Truco no Congresso: O projeto poderá dificultar ou criminalizar a venda de anticoncepcionais, a disseminação de informações sobre os direitos reprodutivos e o atendimento às vítimas de violência sexual?

Jandira Feghali: Sim, porque há um conceito moralista e religioso nessa proibição. O direito legal ao aborto é garantido desde a década de 40 e retroceder para antes disso é um absurdo diante de todos os avanços dados na saúde mundial. O projeto caminha na criminalização de muitos atendimentos de saúde previstos em lei e restringe o repasse de informações legais e sanitárias.

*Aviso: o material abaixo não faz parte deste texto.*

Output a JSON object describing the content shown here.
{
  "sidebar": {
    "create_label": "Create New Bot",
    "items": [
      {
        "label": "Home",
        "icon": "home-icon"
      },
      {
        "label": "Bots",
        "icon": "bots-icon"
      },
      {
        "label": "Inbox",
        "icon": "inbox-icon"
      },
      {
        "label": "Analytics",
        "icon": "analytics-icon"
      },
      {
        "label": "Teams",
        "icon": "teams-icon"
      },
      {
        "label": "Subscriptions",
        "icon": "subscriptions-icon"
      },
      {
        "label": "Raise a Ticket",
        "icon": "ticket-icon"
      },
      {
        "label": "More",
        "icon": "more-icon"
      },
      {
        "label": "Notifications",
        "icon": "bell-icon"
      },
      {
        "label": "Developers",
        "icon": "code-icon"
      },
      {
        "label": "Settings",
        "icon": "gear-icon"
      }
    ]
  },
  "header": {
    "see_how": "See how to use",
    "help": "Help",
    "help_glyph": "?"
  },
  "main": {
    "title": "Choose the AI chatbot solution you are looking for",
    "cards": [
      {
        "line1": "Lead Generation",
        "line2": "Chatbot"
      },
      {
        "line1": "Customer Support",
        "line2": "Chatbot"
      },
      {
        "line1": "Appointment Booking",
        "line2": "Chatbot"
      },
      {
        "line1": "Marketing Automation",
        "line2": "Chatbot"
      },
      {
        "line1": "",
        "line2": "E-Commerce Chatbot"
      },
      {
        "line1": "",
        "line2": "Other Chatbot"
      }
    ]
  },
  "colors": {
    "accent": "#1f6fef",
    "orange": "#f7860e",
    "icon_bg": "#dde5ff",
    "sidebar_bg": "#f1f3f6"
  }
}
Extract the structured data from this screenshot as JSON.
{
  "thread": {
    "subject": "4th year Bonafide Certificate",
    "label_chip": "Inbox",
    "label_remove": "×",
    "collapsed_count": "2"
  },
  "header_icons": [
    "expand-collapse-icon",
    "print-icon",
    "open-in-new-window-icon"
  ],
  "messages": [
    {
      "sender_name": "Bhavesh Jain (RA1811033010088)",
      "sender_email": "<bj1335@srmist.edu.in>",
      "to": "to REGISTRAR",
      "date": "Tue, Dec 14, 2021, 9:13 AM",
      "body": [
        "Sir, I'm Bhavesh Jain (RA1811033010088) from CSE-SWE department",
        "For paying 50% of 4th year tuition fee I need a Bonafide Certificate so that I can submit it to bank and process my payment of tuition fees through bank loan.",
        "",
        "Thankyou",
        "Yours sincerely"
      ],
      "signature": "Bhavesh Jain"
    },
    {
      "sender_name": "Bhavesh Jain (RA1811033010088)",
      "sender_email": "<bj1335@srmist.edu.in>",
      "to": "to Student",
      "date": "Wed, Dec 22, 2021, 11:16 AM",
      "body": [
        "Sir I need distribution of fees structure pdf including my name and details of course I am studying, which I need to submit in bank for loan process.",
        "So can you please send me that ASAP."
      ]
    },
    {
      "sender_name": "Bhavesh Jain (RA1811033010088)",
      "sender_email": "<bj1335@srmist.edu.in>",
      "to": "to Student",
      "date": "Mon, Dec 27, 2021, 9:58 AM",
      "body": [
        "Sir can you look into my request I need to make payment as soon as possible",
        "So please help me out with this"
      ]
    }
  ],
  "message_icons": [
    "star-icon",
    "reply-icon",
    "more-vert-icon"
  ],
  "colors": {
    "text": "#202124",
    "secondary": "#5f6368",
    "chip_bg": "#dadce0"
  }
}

A quem e por que interessaria agir para dificultar que o aborto seja feito naqueles casos já previstos em lei?

Como disse, este debate é nublado por uma visão religiosa do Estado, suplantando a laicidade do poder público. Em pleno século 21, propor a mudança de regras no atendimento de saúde para violência sexual é medieval. Proibir a contracepção, o que já é previsto no Código Penal, é estimular o aborto.

O deputado Eduardo Cunha negou o seu pedido para que a Comissão de Seguridade Social e Família também apreciasse o projeto. Desta forma, e assim como ocorreu com o PL Espião, por exemplo, o PL 5069/2013 tramitará somente na CCJ antes de eventualmente chegar ao plenário. Como a senhora vê essa rotina de não apreciação das matérias pelas comissões de mérito?

É claramente uma manobra regimental, a mando do presidente da Casa e maior interessado nesses assuntos. Uma mudança drástica como essa deveria ter um debate mais amplo e profundo em outras comissões permanentes, como é o objetivo da Comissão de Seguridade Social e Família.

Autor do projeto, Cunha o justificou com uma longa teorização sobre a “legalização do aborto”, que estaria “sendo imposta a todo o mundo por organizações internacionais inspiradas por uma ideologia neo-maltusiana de controle populacional, e financiadas por fundações norte-americanas ligadas a interesses super-capitalistas”. A senhora enxerga essa conspiração global?

A forte crença em teoria conspiratória não se rebate na política, se trata no psicólogo. Mudar toda uma legislação de saúde por conta de devaneios obsessivos é um absurdo.

O combate ao PL 5069/2013 pode ser resumido simplesmente a uma questão de ideologia?

Certamente que não. Você pode sonhar com a igualdade de gênero e lutar por isso, seja na política, seja na sociedade. Mas enfrentar o que propõe o PL 5069 é enfrentar um retrocesso gravíssimo na questão de saúde pública. É impedir que vítimas sejam transformadas em algozes, removendo seus direitos. É inadmissível.

A sub-representação feminina na Câmara dos Deputados facilita a tramitação de projetos como o PL 5069/2013?

É a Legislatura mais conservadora desde 1964, segundo o DIAP. A sub-representação feminina influencia sim, porque a correlação de forças é desigual. Boa parte das pautas sobre o direito do corpo e das mulheres enfrenta resistência ou ataque das bancadas mais reacionárias, e lutar contra isso, junto da população, é o melhor caminho.

Caso o projeto seja aprovado pelo Congresso, a senhora acredita que a presidente Dilma Rousseff vá sancioná-lo?

Não. Mas acredito que haverá forte resistência no plenário antes disso.